O estado de emergência e canalização de esforços para o combate à crise sanitária, diminuiu o número de rastreios feitos, nomeadamente a partir dos centros de saúde, apesar dos esforços das organizações não-governamentais ligadas a esta luta em continuarem a fornecer serviços e encaminhar os doentes.

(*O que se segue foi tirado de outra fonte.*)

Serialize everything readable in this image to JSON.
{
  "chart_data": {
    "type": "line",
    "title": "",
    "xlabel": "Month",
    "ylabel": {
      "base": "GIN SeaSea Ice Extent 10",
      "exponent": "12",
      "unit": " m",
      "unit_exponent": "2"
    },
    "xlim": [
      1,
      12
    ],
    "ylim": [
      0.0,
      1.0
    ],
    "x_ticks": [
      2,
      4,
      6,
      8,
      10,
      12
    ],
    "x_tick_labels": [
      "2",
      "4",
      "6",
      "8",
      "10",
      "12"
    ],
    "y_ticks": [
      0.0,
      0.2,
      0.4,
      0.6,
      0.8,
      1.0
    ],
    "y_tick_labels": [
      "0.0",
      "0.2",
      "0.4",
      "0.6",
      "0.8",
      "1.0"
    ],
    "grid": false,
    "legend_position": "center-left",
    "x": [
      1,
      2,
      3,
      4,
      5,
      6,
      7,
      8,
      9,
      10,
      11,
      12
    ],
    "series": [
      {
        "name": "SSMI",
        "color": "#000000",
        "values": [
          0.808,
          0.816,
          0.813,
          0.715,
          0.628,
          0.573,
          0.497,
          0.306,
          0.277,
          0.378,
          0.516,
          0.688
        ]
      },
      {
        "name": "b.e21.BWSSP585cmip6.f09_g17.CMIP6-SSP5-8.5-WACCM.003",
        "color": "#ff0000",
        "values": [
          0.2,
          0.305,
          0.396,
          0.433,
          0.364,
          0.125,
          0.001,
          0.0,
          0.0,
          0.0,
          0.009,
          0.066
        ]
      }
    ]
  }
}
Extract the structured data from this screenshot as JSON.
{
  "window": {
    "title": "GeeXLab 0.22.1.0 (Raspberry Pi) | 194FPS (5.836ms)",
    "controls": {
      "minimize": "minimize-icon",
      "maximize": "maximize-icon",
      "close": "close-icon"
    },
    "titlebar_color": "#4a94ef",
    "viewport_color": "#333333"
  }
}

“O número de rastreios efetuados pelos testes rápidos nos Centros de Saúde diminuiu imenso, bem como o número de diagnósticos e primeiras consultas pedidas”, conta Rosário Serrão. “Daqui para a frente, vamos ter muitos novos casos de diagnósticos por infeção por VIH, não tenho dúvidas.”

Para a profissional de saúde, é essencial voltar a falar em rastreios, tanto de VIH, como outras patologias, como por exemplo as oncológicas, e voltar a recolocar os esforços dos centros de saúde como ponto primário de acesso dos utentes: “Temos que voltar outra vez aos cuidados de saúde primários, e os cuidados de saúde primários têm que voltar a fazer o papel que faziam, e bem.”

“Eu acredito que se Asimov estivesse aqui hoje, ele continuaria a observar os fenómenos à sua volta, e iria continuar a fazer perguntas. Qual é o caminho, onde é que nos vai levar, quais são as possibilidades que vemos à frente?”, refere Carlos Silva, explicando-nos que para si, Asimov tinha este “condão”, de nos fazer refletir sobre as possibilidades e revelar o verdadeiro cerne da questão.

E se Asimov estivesse aqui hoje? Para que temas atuais e discussões traria o seu pensamento científico?